Nessa história toda, quem mais tem a oferecer é o Nordeste. No final de 2023 — ou, no mais tardar, no começo de 2024 —, a região sediará a primeira fábrica de hidrogênio verde do Brasil, no Polo Industrial de Camaçari, na Bahia. Nada poderia representar mais o potencial grandioso que o Nordeste tem na cadeia produtiva de hidrogênio verde. O estudo Mapeamento das Cadeias de Mobilidade, sobre o hidrogênio verde no panorama energético do Brasil e do mundo, aponta os caminhos: o perfil de geração elétrica da região do Nordeste — com 84% de fontes renováveis — coloca esses nove estados em posição de vantagem, já que a eletricidade renovável é chave para a produção do H2V. 

Reprodução: Energix Energy

Hoje, cerca de 49% da eletricidade do Nordeste é eólica onshore (cujas turbinas são instaladas em terra). Enquanto os estados do Ceará, Rio Grande do Norte, Bahia, Pernambuco e Piauí possuem projetos para a instalação de hubs de hidrogênio verde, integrados a projetos de eólicas offshore (turbinas instaladas no mar). De acordo com o estudo, esse cenário geral diminui os custos iniciais do investimento e reduz as possíveis perdas energéticas.

Se é verdade que, como diz o outro, não se consegue escapar da responsabilidade de amanhã esquivando-se dela hoje, presentemente o Brasil tem a faca e o queijo na mão. Se o talher alemão é pontiagudo demais e o alimento, apesar de vistoso, eventualmente dará indigestão, logo saberemos.

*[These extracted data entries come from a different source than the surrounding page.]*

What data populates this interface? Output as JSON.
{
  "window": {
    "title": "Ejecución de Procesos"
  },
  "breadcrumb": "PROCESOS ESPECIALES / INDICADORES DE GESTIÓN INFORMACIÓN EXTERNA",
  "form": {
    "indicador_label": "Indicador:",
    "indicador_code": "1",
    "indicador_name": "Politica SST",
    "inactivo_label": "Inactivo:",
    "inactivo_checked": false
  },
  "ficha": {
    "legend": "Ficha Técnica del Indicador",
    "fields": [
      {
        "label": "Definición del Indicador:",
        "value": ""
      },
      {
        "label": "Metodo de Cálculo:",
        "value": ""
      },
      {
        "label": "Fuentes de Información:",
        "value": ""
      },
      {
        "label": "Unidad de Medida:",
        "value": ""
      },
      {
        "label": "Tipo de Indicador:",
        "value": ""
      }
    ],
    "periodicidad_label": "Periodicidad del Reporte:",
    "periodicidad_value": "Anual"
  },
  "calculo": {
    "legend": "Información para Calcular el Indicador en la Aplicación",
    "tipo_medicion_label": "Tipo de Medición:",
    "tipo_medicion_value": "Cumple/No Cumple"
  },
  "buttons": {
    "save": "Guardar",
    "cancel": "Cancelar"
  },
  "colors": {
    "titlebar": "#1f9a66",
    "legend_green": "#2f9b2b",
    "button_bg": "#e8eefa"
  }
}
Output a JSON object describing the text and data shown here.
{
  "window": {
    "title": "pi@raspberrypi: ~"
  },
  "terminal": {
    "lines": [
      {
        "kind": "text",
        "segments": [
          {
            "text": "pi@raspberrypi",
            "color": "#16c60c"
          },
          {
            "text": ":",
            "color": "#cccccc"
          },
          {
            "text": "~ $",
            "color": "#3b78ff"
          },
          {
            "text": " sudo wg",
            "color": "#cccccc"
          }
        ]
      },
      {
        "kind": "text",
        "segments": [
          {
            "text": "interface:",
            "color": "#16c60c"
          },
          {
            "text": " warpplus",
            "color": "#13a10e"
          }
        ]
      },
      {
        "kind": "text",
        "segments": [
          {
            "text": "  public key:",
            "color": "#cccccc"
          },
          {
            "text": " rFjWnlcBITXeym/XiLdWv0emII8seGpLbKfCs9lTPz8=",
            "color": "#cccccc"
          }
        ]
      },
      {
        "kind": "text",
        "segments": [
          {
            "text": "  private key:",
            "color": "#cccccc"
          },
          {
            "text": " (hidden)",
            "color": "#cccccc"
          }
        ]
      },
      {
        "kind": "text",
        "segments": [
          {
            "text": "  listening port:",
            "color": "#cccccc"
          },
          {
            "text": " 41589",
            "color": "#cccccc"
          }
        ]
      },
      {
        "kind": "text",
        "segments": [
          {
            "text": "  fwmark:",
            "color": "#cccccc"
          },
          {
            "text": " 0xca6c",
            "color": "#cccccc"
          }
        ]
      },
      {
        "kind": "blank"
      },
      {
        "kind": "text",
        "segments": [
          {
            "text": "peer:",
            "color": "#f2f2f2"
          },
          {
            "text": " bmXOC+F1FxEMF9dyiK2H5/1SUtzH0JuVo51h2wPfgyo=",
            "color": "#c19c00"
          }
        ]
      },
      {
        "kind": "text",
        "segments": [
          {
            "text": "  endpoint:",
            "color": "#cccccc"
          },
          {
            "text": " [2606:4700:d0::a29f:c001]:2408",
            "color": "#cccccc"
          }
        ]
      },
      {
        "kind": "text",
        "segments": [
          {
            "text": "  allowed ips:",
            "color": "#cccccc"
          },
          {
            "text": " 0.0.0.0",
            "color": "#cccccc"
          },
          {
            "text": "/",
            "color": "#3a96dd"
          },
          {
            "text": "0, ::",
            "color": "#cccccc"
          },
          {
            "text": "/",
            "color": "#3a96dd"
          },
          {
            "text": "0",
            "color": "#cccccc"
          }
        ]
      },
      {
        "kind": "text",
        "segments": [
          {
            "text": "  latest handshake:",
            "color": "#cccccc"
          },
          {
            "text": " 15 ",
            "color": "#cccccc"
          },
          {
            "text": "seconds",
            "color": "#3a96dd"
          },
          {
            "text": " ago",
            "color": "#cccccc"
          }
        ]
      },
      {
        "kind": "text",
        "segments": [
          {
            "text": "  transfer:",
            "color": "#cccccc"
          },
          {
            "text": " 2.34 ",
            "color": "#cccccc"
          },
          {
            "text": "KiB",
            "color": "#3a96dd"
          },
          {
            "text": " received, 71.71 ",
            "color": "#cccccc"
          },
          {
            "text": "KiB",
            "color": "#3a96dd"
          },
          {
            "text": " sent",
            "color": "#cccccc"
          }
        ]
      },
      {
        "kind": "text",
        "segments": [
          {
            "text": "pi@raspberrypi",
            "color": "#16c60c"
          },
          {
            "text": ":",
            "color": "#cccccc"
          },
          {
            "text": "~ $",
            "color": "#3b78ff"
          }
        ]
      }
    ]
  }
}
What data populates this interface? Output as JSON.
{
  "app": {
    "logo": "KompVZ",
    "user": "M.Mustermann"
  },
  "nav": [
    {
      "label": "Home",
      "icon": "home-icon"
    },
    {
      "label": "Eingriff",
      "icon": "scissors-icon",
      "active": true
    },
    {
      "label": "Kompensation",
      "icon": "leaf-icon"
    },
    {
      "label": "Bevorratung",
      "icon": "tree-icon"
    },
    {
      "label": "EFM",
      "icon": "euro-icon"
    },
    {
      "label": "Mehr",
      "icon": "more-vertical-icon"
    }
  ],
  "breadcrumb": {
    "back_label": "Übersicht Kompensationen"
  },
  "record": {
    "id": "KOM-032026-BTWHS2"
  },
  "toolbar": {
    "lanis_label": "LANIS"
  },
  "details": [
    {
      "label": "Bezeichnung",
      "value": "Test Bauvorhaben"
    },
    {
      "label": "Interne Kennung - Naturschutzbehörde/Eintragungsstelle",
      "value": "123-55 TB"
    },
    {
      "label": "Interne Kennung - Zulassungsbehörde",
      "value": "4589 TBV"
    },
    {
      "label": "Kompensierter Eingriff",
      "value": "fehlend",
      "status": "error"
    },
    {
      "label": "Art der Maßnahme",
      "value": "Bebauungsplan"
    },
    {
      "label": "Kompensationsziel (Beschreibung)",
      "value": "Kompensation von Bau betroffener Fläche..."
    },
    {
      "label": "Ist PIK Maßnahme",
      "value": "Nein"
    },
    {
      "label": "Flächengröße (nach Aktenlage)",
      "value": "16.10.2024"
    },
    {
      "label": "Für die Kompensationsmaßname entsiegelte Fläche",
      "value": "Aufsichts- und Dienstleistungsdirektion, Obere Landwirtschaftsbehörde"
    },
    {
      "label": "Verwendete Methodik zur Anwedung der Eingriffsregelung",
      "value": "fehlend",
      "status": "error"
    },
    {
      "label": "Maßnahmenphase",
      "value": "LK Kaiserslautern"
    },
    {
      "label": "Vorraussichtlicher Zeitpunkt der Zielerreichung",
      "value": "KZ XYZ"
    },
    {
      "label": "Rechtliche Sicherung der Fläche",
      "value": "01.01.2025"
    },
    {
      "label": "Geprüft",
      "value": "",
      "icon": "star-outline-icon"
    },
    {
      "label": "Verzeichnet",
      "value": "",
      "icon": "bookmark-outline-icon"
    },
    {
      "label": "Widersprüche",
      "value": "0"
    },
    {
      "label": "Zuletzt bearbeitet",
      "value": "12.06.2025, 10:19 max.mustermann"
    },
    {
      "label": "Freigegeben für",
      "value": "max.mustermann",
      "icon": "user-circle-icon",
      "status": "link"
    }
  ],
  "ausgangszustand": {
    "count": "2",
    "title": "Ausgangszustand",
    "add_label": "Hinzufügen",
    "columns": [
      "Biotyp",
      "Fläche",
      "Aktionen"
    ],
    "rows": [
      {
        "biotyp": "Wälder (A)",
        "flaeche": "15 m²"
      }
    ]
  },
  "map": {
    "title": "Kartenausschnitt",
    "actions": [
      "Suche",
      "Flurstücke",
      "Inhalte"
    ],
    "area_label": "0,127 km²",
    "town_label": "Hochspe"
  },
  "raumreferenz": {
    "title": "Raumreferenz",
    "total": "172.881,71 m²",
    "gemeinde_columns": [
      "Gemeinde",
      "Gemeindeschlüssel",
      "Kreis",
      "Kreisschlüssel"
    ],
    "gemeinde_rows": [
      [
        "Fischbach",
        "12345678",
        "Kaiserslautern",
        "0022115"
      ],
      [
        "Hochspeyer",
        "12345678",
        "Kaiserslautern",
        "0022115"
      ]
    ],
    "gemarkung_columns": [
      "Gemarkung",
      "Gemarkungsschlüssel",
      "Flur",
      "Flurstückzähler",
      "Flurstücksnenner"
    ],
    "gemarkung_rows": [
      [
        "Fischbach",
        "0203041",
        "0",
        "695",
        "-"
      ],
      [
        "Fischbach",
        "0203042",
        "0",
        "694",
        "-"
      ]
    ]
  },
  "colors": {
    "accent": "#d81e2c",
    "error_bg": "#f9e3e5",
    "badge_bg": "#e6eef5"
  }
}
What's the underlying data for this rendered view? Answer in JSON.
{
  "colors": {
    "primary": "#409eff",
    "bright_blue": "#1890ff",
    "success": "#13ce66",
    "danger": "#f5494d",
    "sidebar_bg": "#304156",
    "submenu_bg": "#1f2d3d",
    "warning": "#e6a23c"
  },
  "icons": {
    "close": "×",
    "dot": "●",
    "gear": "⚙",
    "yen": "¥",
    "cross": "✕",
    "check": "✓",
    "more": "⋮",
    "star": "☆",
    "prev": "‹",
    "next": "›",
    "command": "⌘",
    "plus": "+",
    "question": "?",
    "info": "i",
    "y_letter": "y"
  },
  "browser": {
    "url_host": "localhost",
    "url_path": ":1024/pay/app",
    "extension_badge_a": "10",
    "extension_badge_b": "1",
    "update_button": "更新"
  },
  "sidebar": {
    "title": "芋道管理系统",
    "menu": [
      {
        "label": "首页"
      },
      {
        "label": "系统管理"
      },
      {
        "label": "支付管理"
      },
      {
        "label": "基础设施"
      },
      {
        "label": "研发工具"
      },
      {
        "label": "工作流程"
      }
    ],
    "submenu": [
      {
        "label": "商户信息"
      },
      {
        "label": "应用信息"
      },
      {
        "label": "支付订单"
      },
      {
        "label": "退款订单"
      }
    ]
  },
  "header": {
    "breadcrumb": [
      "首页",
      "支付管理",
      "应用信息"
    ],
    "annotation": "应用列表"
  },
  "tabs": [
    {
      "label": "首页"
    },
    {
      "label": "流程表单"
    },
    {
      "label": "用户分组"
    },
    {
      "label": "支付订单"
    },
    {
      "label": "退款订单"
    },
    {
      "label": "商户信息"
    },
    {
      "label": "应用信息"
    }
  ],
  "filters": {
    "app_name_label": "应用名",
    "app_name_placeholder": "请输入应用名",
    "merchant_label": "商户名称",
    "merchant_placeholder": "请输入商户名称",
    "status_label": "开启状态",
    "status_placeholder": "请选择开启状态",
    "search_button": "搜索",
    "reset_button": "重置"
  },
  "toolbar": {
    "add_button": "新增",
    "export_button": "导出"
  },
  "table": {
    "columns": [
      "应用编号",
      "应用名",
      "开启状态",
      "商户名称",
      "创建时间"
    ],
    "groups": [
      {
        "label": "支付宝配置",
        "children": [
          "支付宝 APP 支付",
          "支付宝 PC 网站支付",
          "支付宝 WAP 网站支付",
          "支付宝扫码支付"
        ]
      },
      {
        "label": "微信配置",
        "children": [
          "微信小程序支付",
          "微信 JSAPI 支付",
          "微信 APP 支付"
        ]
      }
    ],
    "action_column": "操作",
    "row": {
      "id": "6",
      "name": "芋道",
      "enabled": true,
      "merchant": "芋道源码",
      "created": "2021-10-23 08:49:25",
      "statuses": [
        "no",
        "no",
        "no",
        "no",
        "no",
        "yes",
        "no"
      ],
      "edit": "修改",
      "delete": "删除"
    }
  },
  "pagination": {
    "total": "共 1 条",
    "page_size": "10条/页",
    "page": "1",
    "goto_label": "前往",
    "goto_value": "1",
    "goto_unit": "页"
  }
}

O que se sabe, ou o que se projeta, é que, de acordo com a Wood Mackenzie, o Brasil responderá por cerca de 6% do suprimento total de H2V do mundo até 2050, com o mercado ganhando escala após 2030. 

Portanto, que se tenha em mente esse verbo estranho, muito mais forte a cada ano que passa: descarbonizar. Esse é o caminho. E o Brasil, ao que tudo indica, se os ventos baterem a favor de um futuro mais verde, levará o mundo até lá.